Ancient Invisible Cities episode 1 – Cairo

Ancient Invisible Cities episode 1 - Cairo

Ancient Invisible Cities episode 1 – Cairo: Dr. Michael Scott uses the latest 3D scanning technology to reveal the historical secrets of Cairo and Ancient Egypt. He explores the first pyramid ever built at Saqqara and finds out how it helped inspire the Great Pyramid of Giza. The 3D scans confirm just how accurately the Great Pyramid was designed and constructed. Michael also investigates the sphinx to try to determine which pharaoh it represents.


 

 



 

But the history of Cairo is not only about the Ancient Egyptians. Michael goes in search of a Roman fortress hidden under a Greek Orthodox church. He also attempts to descend a 90 metre well carved in to solid bedrock beneath the Arabic citadel built by Saladin in the 12th century AD. This remarkable well was built by Crusader prisoners of war, and provided the citadel with water in times of siege.

Along the way Michael discovers that the Ancient Egyptians had built their capital, Memphis, close to where Cairo now stands on the banks of the river Nile. This evolved into a Roman fortress called Babylon. And finally the Arabs founded a city called Cairo. Today, it’s the largest city in Africa.

 

Ancient Invisible Cities episode 1 – Cairo

 

The area around present-day Cairo had long been a focal point of Ancient Egypt due to its strategic location at the junction of the Nile Valley and the Nile Delta regions (roughly Upper Egypt and Lower Egypt), which also placed it at the crossing of major routes between North Africa and the Levant. Memphis, the capital of Egypt during the Old Kingdom and a major city up until the Ptolemaic period, was located a short distance south of present-day Cairo. Heliopolis, another important city and major religious center, was located in what are now the northeastern suburbs of Cairo. It was largely destroyed by the Persian invasions in 525 BC and 343 BC and partly abandoned by the late first century BC.

However, the origins of modern Cairo are generally traced back to a series of settlements in the first millennium AD. Around the turn of the fourth century, as Memphis was continuing to decline in importance, the Romans established a large fortress along the east bank of the Nile. The fortress, called Babylon, was built by the Roman emperor Diocletian (r. 285–305) at the entrance of a canal connecting the Nile to the Red Sea that was created earlier by emperor Trajan (r. 98–115). Further north of the fortress, near the present-day district of al-Azbakiya, was a port and fortified outpost known as Tendunyas or Umm Dunayn.

While no structures older than the 7th century have been preserved in the area aside from the Roman fortifications, historical evidence suggests that a sizeable city existed. The city was important enough that its bishop, Cyrus, participated in the Second Council of Ephesus in 449. However, the Byzantine-Sassanian War between 602 and 628 caused great hardship and likely caused much of the urban population to leave for the countryside, leaving the settlement partly deserted.
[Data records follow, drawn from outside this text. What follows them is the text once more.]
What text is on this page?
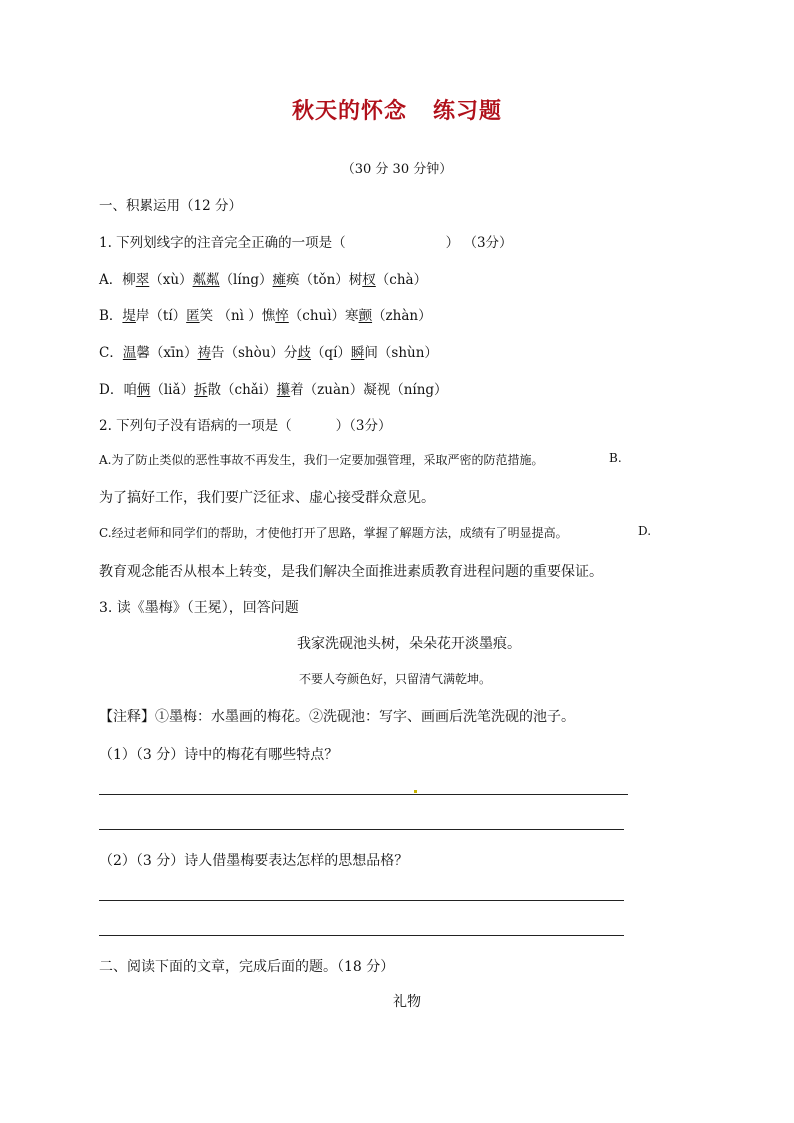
秋天的怀念 练习题
（30 分 30 分钟）
一、积累运用（12 分）
1. 下列划线字的注音完全正确的一项是（	） （3分）
A．柳翠（xù）粼粼（líng）瘫痪（tǒn）树杈（chà）
B．堤岸（tí）匿笑 （nì ）憔悴（chuì）寒颤（zhàn）
C．温馨（xīn）祷告（shòu）分歧（qí）瞬间（shùn）
D．咱俩（liǎ）拆散（chǎi）攥着（zuàn）凝视（níng）
2. 下列句子没有语病的一项是（	）（3分）
A.为了防止类似的恶性事故不再发生，我们一定要加强管理，采取严密的防范措施。	B.
为了搞好工作，我们要广泛征求、虚心接受群众意见。
C.经过老师和同学们的帮助，才使他打开了思路，掌握了解题方法，成绩有了明显提高。	D.
教育观念能否从根本上转变，是我们解决全面推进素质教育进程问题的重要保证。
3. 读《墨梅》（王冕），回答问题
我家洗砚池头树，朵朵花开淡墨痕。
不要人夸颜色好，只留清气满乾坤。
【注释】①墨梅：水墨画的梅花。②洗砚池：写字、画画后洗笔洗砚的池子。
（1）（3 分）诗中的梅花有哪些特点？
（2）（3 分）诗人借墨梅要表达怎样的思想品格？
二、阅读下面的文章，完成后面的题。（18 分）
礼物
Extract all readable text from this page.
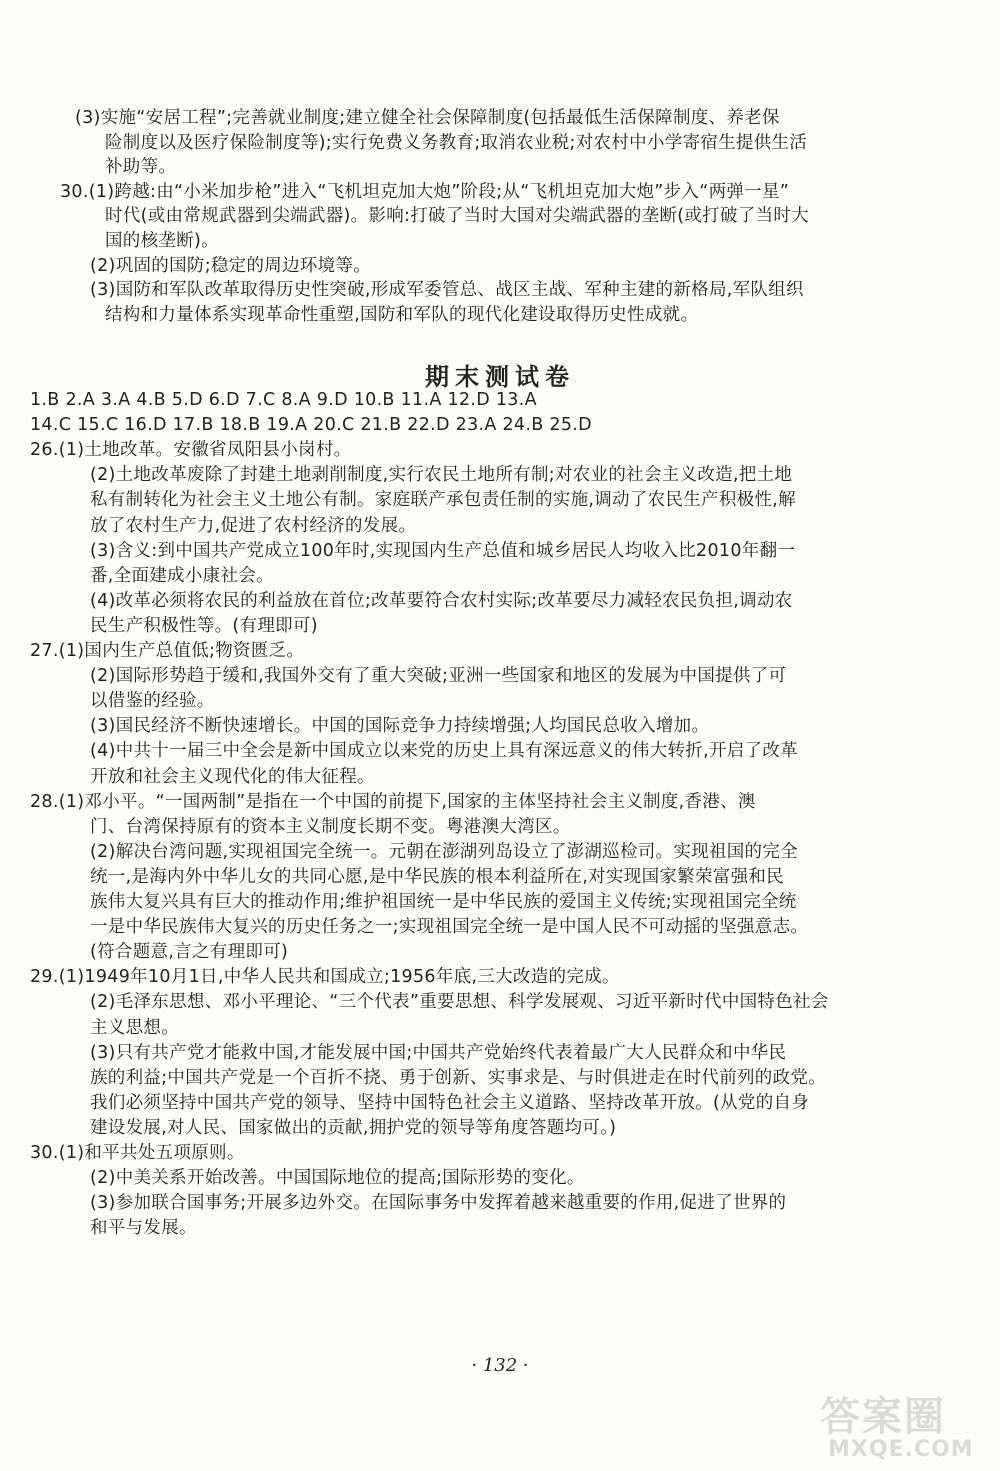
(3)实施“安居工程”;完善就业制度;建立健全社会保障制度(包括最低生活保障制度、养老保
险制度以及医疗保险制度等);实行免费义务教育;取消农业税;对农村中小学寄宿生提供生活
补助等。
30.(1)跨越:由“小米加步枪”进入“飞机坦克加大炮”阶段;从“飞机坦克加大炮”步入“两弹一星”
时代(或由常规武器到尖端武器)。影响:打破了当时大国对尖端武器的垄断(或打破了当时大
国的核垄断)。
(2)巩固的国防;稳定的周边环境等。
(3)国防和军队改革取得历史性突破,形成军委管总、战区主战、军种主建的新格局,军队组织
结构和力量体系实现革命性重塑,国防和军队的现代化建设取得历史性成就。
期末测试卷
1.B 2.A 3.A 4.B 5.D 6.D 7.C 8.A 9.D 10.B 11.A 12.D 13.A
14.C 15.C 16.D 17.B 18.B 19.A 20.C 21.B 22.D 23.A 24.B 25.D
26.(1)土地改革。安徽省凤阳县小岗村。
(2)土地改革废除了封建土地剥削制度,实行农民土地所有制;对农业的社会主义改造,把土地
私有制转化为社会主义土地公有制。家庭联产承包责任制的实施,调动了农民生产积极性,解
放了农村生产力,促进了农村经济的发展。
(3)含义:到中国共产党成立100年时,实现国内生产总值和城乡居民人均收入比2010年翻一
番,全面建成小康社会。
(4)改革必须将农民的利益放在首位;改革要符合农村实际;改革要尽力减轻农民负担,调动农
民生产积极性等。(有理即可)
27.(1)国内生产总值低;物资匮乏。
(2)国际形势趋于缓和,我国外交有了重大突破;亚洲一些国家和地区的发展为中国提供了可
以借鉴的经验。
(3)国民经济不断快速增长。中国的国际竞争力持续增强;人均国民总收入增加。
(4)中共十一届三中全会是新中国成立以来党的历史上具有深远意义的伟大转折,开启了改革
开放和社会主义现代化的伟大征程。
28.(1)邓小平。“一国两制”是指在一个中国的前提下,国家的主体坚持社会主义制度,香港、澳
门、台湾保持原有的资本主义制度长期不变。粤港澳大湾区。
(2)解决台湾问题,实现祖国完全统一。元朝在澎湖列岛设立了澎湖巡检司。实现祖国的完全
统一,是海内外中华儿女的共同心愿,是中华民族的根本利益所在,对实现国家繁荣富强和民
族伟大复兴具有巨大的推动作用;维护祖国统一是中华民族的爱国主义传统;实现祖国完全统
一是中华民族伟大复兴的历史任务之一;实现祖国完全统一是中国人民不可动摇的坚强意志。
(符合题意,言之有理即可)
29.(1)1949年10月1日,中华人民共和国成立;1956年底,三大改造的完成。
(2)毛泽东思想、邓小平理论、“三个代表”重要思想、科学发展观、习近平新时代中国特色社会
主义思想。
(3)只有共产党才能救中国,才能发展中国;中国共产党始终代表着最广大人民群众和中华民
族的利益;中国共产党是一个百折不挠、勇于创新、实事求是、与时俱进走在时代前列的政党。
我们必须坚持中国共产党的领导、坚持中国特色社会主义道路、坚持改革开放。(从党的自身
建设发展,对人民、国家做出的贡献,拥护党的领导等角度答题均可。)
30.(1)和平共处五项原则。
(2)中美关系开始改善。中国国际地位的提高;国际形势的变化。
(3)参加联合国事务;开展多边外交。在国际事务中发挥着越来越重要的作用,促进了世界的
和平与发展。
· 132 ·
答案圈
MXQE.COM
The site today remains at the nucleus of the Coptic Orthodox community, which separated from the Roman and Byzantine churches in the late 4th century. Cairo’s oldest extant churches, such as the Church of Saint Barbara and the Church of Saints Sergius and Bacchus (from the late 7th or early 8th century), are located inside the fortress walls in what is now known as Old Cairo or Coptic Cairo.